La fig. 5 mostra che per l’Italia la percentuale di export costituito da valore aggiunto realizzato in Cina sia pari all’1,7%, mentre per il Giappone raggiunga il 2,5% e per il Vietnam tocchi quota 14%. Questi risultati sono legati non solo alle interazioni tra i Paesi ma anche al livello qualitativo dei prodotti.

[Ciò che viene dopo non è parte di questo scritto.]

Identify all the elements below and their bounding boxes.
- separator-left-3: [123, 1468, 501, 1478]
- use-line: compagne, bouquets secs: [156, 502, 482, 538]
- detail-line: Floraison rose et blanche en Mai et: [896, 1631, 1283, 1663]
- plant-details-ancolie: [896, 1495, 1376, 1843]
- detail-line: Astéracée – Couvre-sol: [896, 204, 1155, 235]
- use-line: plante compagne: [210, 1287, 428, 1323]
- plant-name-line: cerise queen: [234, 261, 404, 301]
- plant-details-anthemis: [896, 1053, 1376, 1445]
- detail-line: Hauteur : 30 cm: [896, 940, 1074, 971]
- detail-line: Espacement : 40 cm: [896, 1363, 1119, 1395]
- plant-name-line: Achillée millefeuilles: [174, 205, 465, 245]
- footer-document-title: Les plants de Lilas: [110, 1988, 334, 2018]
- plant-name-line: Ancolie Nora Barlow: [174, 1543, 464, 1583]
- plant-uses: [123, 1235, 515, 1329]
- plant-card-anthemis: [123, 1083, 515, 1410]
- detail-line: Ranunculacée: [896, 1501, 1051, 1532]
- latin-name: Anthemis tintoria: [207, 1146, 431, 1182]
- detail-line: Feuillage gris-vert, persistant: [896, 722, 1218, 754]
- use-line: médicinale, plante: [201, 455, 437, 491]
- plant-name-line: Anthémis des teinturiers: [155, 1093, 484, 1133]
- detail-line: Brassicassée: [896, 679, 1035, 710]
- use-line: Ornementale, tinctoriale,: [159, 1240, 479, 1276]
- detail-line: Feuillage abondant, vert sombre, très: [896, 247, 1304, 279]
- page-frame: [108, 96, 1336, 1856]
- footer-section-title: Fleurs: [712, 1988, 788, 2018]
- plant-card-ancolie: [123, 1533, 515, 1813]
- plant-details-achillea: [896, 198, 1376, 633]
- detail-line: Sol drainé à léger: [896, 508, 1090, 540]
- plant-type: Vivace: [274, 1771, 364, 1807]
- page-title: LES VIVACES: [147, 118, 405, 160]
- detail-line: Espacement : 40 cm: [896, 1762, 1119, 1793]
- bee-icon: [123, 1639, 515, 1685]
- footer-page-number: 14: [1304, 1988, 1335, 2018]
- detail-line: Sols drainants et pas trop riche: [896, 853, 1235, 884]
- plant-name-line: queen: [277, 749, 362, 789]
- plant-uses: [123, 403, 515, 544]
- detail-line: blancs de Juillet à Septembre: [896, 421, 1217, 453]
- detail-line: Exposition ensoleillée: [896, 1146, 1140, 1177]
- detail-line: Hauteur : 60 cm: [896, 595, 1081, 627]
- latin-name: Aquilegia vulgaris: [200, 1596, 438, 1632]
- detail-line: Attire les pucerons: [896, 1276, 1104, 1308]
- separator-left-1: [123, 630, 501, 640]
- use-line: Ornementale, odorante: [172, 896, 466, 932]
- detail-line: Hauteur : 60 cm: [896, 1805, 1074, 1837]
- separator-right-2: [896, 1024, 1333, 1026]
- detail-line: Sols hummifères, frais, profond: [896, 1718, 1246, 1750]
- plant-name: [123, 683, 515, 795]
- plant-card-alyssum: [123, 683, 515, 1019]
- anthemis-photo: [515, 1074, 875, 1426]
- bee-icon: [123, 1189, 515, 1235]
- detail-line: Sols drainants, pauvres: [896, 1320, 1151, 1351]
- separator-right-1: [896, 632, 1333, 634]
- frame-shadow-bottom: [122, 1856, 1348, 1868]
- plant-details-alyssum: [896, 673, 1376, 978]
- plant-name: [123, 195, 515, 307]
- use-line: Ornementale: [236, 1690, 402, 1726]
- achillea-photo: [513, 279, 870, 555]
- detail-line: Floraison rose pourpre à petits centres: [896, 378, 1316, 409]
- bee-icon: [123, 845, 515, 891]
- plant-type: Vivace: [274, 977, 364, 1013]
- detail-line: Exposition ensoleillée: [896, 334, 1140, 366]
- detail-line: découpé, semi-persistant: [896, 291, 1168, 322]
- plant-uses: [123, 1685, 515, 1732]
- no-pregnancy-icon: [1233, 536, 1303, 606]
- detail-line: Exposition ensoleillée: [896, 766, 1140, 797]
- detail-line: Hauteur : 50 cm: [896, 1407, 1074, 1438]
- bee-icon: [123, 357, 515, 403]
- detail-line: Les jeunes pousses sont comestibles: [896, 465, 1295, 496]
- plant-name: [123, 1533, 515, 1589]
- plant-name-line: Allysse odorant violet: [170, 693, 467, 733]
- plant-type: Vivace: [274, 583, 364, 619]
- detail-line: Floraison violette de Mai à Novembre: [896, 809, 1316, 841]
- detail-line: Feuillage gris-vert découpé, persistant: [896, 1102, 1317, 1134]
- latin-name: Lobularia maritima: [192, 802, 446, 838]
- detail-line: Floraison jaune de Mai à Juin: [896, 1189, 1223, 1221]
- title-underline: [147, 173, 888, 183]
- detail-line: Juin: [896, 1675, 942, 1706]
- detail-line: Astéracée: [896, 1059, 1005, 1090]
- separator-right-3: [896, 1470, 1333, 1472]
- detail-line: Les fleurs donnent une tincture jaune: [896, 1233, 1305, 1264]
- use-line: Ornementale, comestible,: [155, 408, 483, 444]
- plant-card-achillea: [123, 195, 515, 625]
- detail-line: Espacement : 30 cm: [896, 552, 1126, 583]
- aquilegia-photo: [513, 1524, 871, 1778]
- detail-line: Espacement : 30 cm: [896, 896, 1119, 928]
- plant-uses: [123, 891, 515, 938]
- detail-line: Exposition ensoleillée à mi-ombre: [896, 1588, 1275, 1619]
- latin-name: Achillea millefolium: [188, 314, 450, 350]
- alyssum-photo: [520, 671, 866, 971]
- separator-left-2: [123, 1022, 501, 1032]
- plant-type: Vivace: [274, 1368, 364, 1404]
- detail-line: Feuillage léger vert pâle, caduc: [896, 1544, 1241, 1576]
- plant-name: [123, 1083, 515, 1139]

Il Vietnam, ad esempio, è di certo un Paese con maggior interazioni con la manifattura cinese, ma ha anche una produzione di qualità analoga.
In conclusione, nel breve termine, probabilmente, i settori a subire i contraccolpi più significativi potrebbero essere quelli dei beni del lusso, per i quali la Cina rappresenta un importante mercato, e l’automotive, visto il ruolo strategico che ricopre Wuhan, epicentro dell’epidemia, nella filiera auto, anche se non paragonabile per dimensioni con l’incidente di Fukushima in Giappone sia per la differente integrazione nelle filiere auto globali, sia per il mix di componenti scambiate.
Tuttavia, la rete di connessioni tra Cina e resto del mondo è così densa che se la crisi sanitaria non si risolverà in tempi rapidi, gli effetti sull’economia mondiale potrebbero essere di ingente portata. Sarà opportuno, dunque, aspettare come evolverà l’epidemia nelle prossime settimane per poter fare delle stime attendibili.